Remotoring an Athearn HO SW7

I built 2 CN SW1200RS some 20 years ago using Athearn SW7(#4012) models and Juneco parts. I do not use them on my layout because their operation is too wrough.

What would be an easy fit to remotor these units ?

Thanks Guys,

Michel D.

NWSL makes a full remotor kit for the Athearn SW1500 (which should also fit other switchers). http://shop.osorail.com/product.sc?productId=1221&categoryId=60 The motor used is out of production, so the kit may or may not be in stock. If it isn’t, NWSL has other motors that can be used with their flywheels and universal couplings, like these:

Motor
Flywheel
Universals

Some cutting of the motor’s shaft would have to be done if using the individual parts, and you would have to use your own wire. But the main thing is that all of those parts are available for sure. You would also have to find a way to mount the motor with either kit.

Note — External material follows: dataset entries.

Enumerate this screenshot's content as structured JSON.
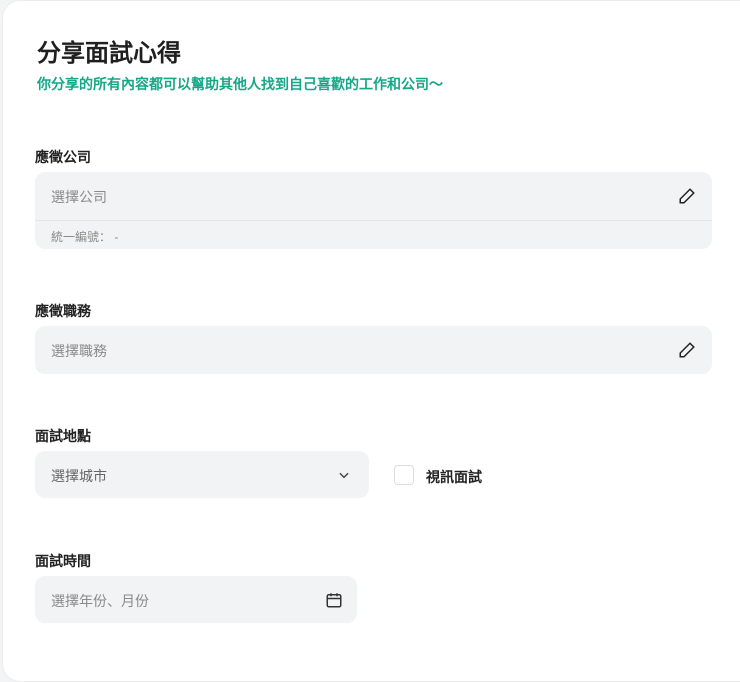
{
  "header": {
    "title": "分享面試心得",
    "subtitle": "你分享的所有內容都可以幫助其他人找到自己喜歡的工作和公司～"
  },
  "company": {
    "label": "應徵公司",
    "placeholder": "選擇公司",
    "tax_id": "統一編號： -"
  },
  "job": {
    "label": "應徵職務",
    "placeholder": "選擇職務"
  },
  "location": {
    "label": "面試地點",
    "placeholder": "選擇城市",
    "video_label": "視訊面試"
  },
  "time": {
    "label": "面試時間",
    "placeholder": "選擇年份、月份"
  }
}
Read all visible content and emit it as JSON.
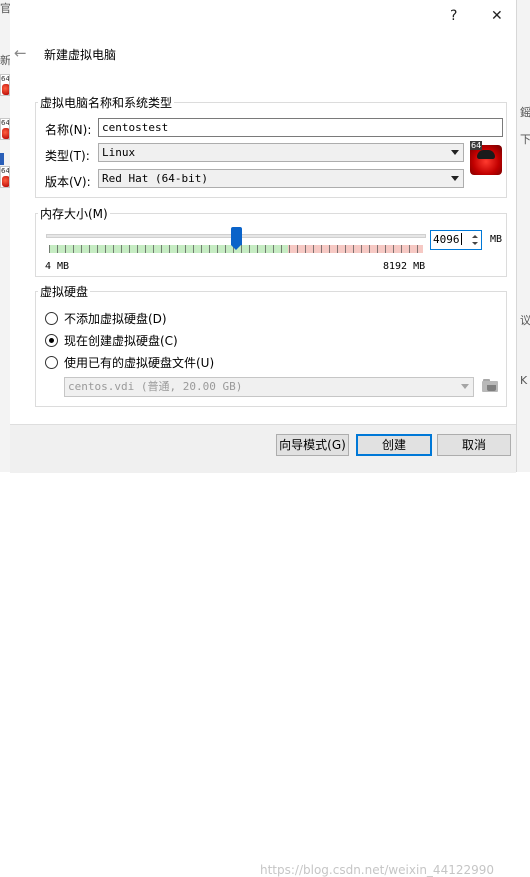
{
  "background": {
    "left_fragments": [
      "官",
      "新"
    ],
    "left_thumb_numbers": [
      "64",
      "64",
      "64"
    ],
    "right_fragments": [
      "鎐",
      "下",
      "议",
      "K"
    ]
  },
  "header": {
    "help_icon": "?",
    "close_icon": "✕",
    "back_icon": "←",
    "title": "新建虚拟电脑"
  },
  "name_group": {
    "legend": "虚拟电脑名称和系统类型",
    "name_label": "名称(N):",
    "name_value": "centostest",
    "type_label": "类型(T):",
    "type_value": "Linux",
    "version_label": "版本(V):",
    "version_value": "Red Hat (64-bit)",
    "os_badge": "64"
  },
  "memory_group": {
    "legend": "内存大小(M)",
    "min_label": "4 MB",
    "max_label": "8192 MB",
    "value": "4096",
    "unit": "MB",
    "slider_value": 4096,
    "slider_min": 4,
    "slider_max": 8192,
    "recommended_max_fraction": 0.64
  },
  "disk_group": {
    "legend": "虚拟硬盘",
    "options": [
      {
        "label": "不添加虚拟硬盘(D)",
        "checked": false
      },
      {
        "label": "现在创建虚拟硬盘(C)",
        "checked": true
      },
      {
        "label": "使用已有的虚拟硬盘文件(U)",
        "checked": false
      }
    ],
    "existing_file": "centos.vdi (普通, 20.00 GB)"
  },
  "footer": {
    "guided_mode_label": "向导模式(G)",
    "create_label": "创建",
    "cancel_label": "取消",
    "watermark": "https://blog.csdn.net/weixin_44122990"
  },
  "colors": {
    "accent": "#0078d7",
    "slider_handle": "#0a63c9",
    "safe_zone": "#c6ecc3",
    "warn_zone": "#f6c9c4"
  }
}
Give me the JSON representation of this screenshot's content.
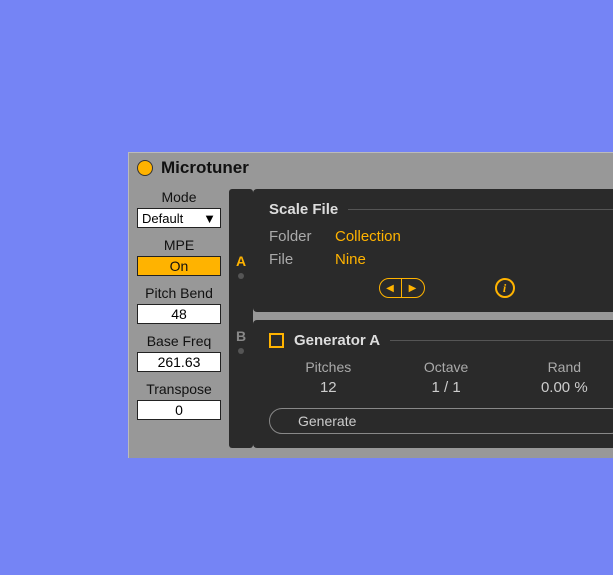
{
  "title": "Microtuner",
  "left": {
    "mode_label": "Mode",
    "mode_value": "Default",
    "mpe_label": "MPE",
    "mpe_value": "On",
    "pitchbend_label": "Pitch Bend",
    "pitchbend_value": "48",
    "basefreq_label": "Base Freq",
    "basefreq_value": "261.63",
    "transpose_label": "Transpose",
    "transpose_value": "0"
  },
  "tabs": {
    "a": "A",
    "b": "B"
  },
  "scale": {
    "section_title": "Scale File",
    "folder_label": "Folder",
    "folder_value": "Collection",
    "file_label": "File",
    "file_value": "Nine"
  },
  "generator": {
    "section_title": "Generator A",
    "pitches_label": "Pitches",
    "pitches_value": "12",
    "octave_label": "Octave",
    "octave_value": "1   /   1",
    "rand_label": "Rand",
    "rand_value": "0.00 %",
    "button": "Generate"
  }
}
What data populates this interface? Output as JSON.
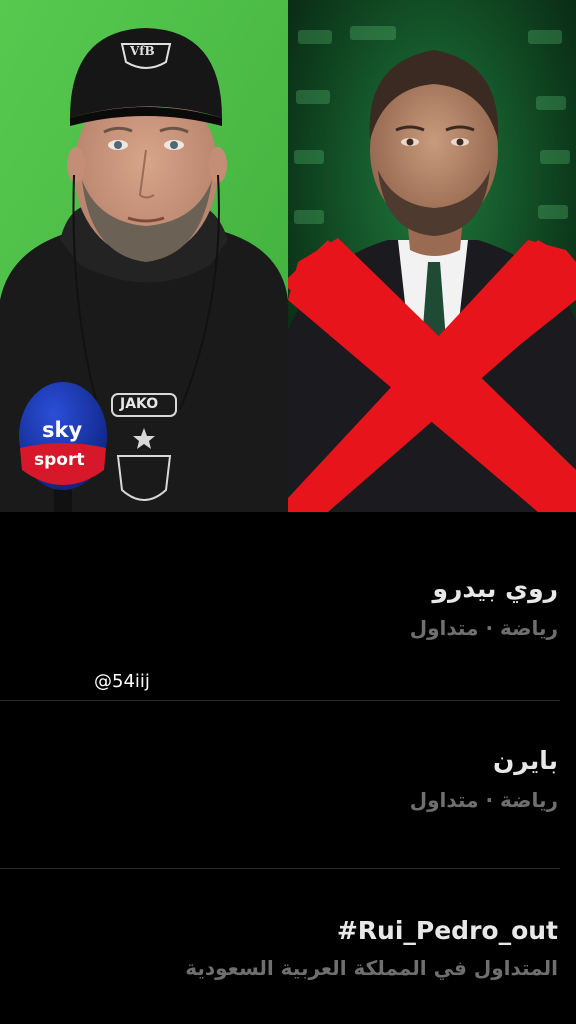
{
  "media": {
    "left_photo": {
      "subject": "coach-headshot",
      "cap_logo_text": "VfB",
      "hoodie_logo_text": "JAKO",
      "mic_flag_line1": "sky",
      "mic_flag_line2": "sport"
    },
    "right_photo": {
      "subject": "suited-man-crossed-out",
      "overlay": "red-x",
      "overlay_color": "#e8141b"
    }
  },
  "watermark": "@54iij",
  "trends": [
    {
      "title": "روي بيدرو",
      "meta": "رياضة · متداول"
    },
    {
      "title": "بايرن",
      "meta": "رياضة · متداول"
    },
    {
      "title": "#Rui_Pedro_out",
      "meta": "المتداول في المملكة العربية السعودية"
    }
  ],
  "colors": {
    "background": "#000000",
    "title": "#e8e8e8",
    "meta": "#6f6f6f",
    "green_screen": "#4fbf4a"
  }
}
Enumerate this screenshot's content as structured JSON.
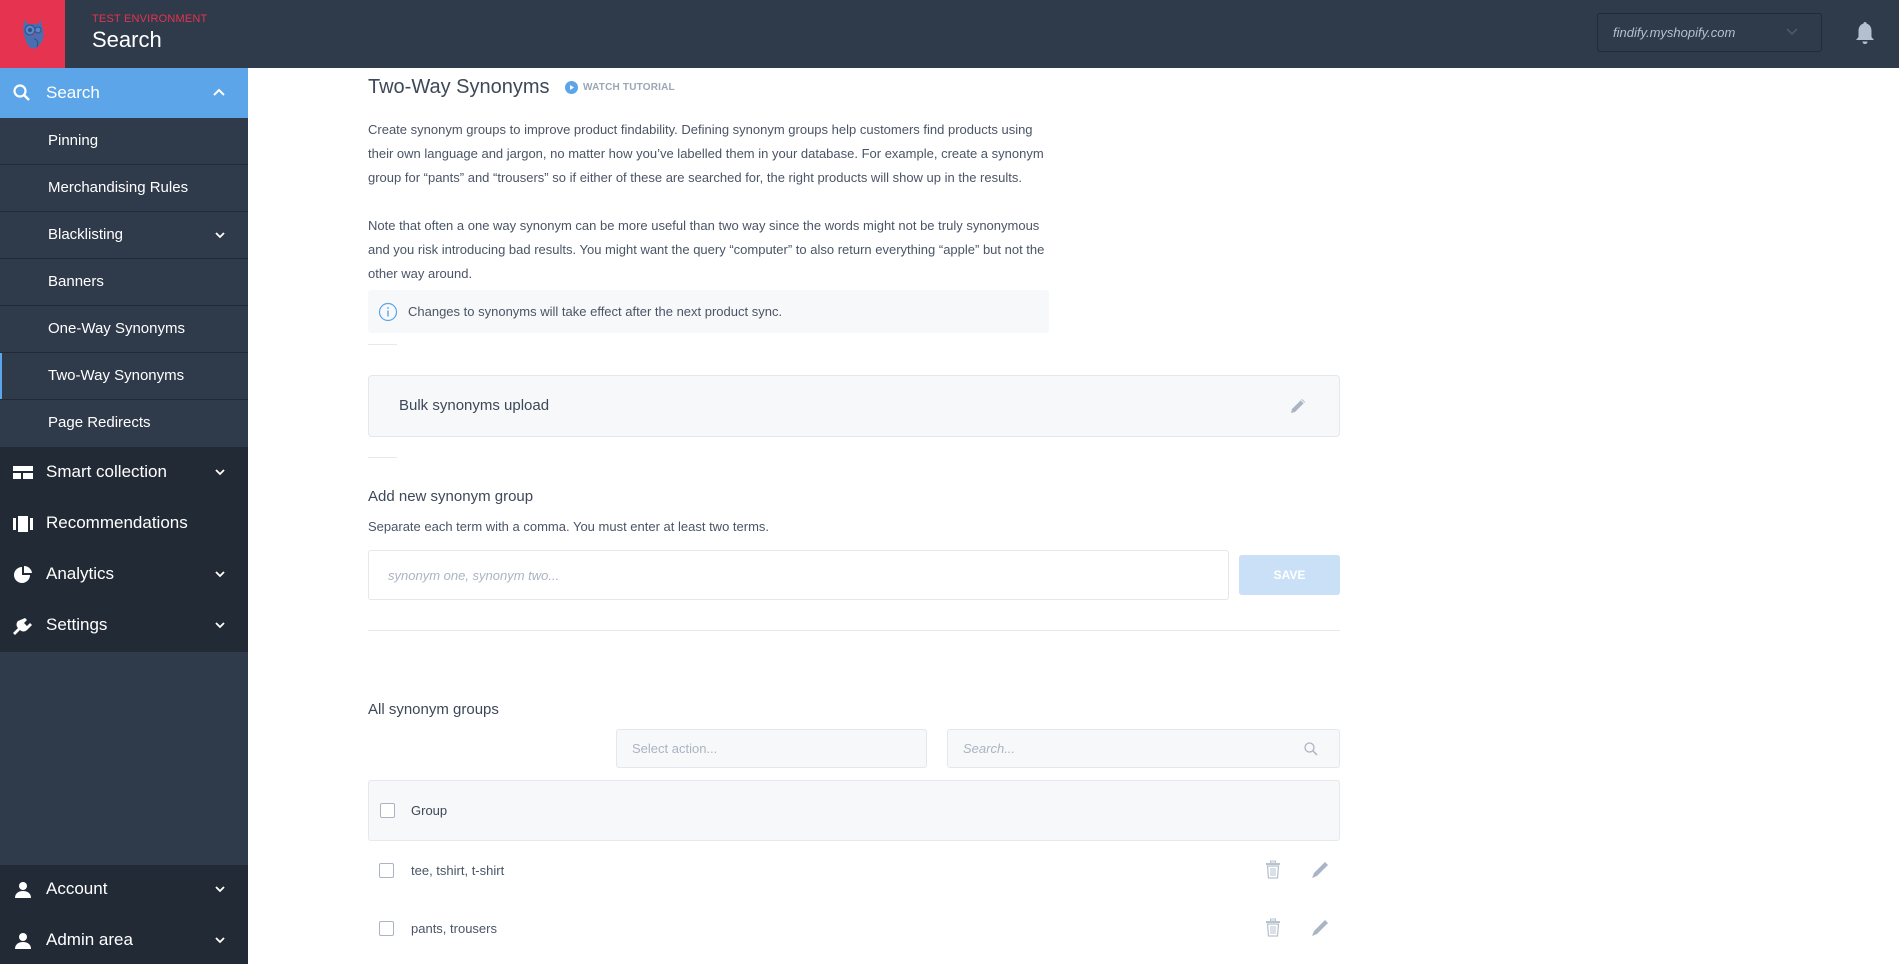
{
  "header": {
    "environment_label": "TEST ENVIRONMENT",
    "title": "Search",
    "shop_selector": {
      "value": "findify.myshopify.com"
    },
    "notifications_icon": "bell-icon"
  },
  "colors": {
    "brand_red": "#e63350",
    "accent_blue": "#5ba5e8",
    "header_bg": "#2f3a4a",
    "sidebar_dark": "#222a36"
  },
  "sidebar": {
    "search": {
      "label": "Search",
      "icon": "search-icon",
      "expanded": true
    },
    "sub_items": [
      {
        "label": "Pinning",
        "has_children": false,
        "active": false
      },
      {
        "label": "Merchandising Rules",
        "has_children": false,
        "active": false
      },
      {
        "label": "Blacklisting",
        "has_children": true,
        "active": false
      },
      {
        "label": "Banners",
        "has_children": false,
        "active": false
      },
      {
        "label": "One-Way Synonyms",
        "has_children": false,
        "active": false
      },
      {
        "label": "Two-Way Synonyms",
        "has_children": false,
        "active": true
      },
      {
        "label": "Page Redirects",
        "has_children": false,
        "active": false
      }
    ],
    "main_items": [
      {
        "label": "Smart collection",
        "icon": "layout-icon",
        "has_children": true
      },
      {
        "label": "Recommendations",
        "icon": "carousel-icon",
        "has_children": false
      },
      {
        "label": "Analytics",
        "icon": "pie-chart-icon",
        "has_children": true
      },
      {
        "label": "Settings",
        "icon": "plug-icon",
        "has_children": true
      }
    ],
    "bottom_items": [
      {
        "label": "Account",
        "icon": "user-icon",
        "has_children": true
      },
      {
        "label": "Admin area",
        "icon": "user-icon",
        "has_children": true
      }
    ]
  },
  "main": {
    "title": "Two-Way Synonyms",
    "watch_tutorial": "WATCH TUTORIAL",
    "description_1": "Create synonym groups to improve product findability. Defining synonym groups help customers find products using their own language and jargon, no matter how you’ve labelled them in your database. For example, create a synonym group for “pants” and “trousers” so if either of these are searched for, the right products will show up in the results.",
    "description_2": "Note that often a one way synonym can be more useful than two way since the words might not be truly synonymous and you risk introducing bad results. You might want the query “computer” to also return everything “apple” but not the other way around.",
    "info_notice": "Changes to synonyms will take effect after the next product sync.",
    "bulk_upload": {
      "label": "Bulk synonyms upload"
    },
    "add_group": {
      "title": "Add new synonym group",
      "hint": "Separate each term with a comma. You must enter at least two terms.",
      "input_value": "",
      "input_placeholder": "synonym one, synonym two...",
      "save_label": "SAVE",
      "save_enabled": false
    },
    "groups": {
      "title": "All synonym groups",
      "select_action_placeholder": "Select action...",
      "search_placeholder": "Search...",
      "column_header": "Group",
      "rows": [
        {
          "terms": "tee, tshirt, t-shirt",
          "checked": false
        },
        {
          "terms": "pants, trousers",
          "checked": false
        }
      ]
    }
  }
}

i used an Ernst regear set in one with the original motor and put a cary alco shell on it. it runs smooth and slow and will pull the paint off the walls. the fuel tank doesn’t look just right but i can live with that. the motor got a little tweek regarding the brush tension and pick up wiring but that is all i did to it.

grizlump

Use a new Athearn motor. The motors vary but usually run quite well. It will be the least expensive and easiest conversion.

Tilden

I built four SW1200RS units for my free-lance road using the older Athearn switcher. I didn’t bother with the light package or the extended-range fuel tanks, but originally used the Juneco cast metal sideframes. When Athearn released their then-new four-wheel Flexicoil trucks, I re-equipped all four locos, then struggled to get the weight up to what it was with the old sideframes.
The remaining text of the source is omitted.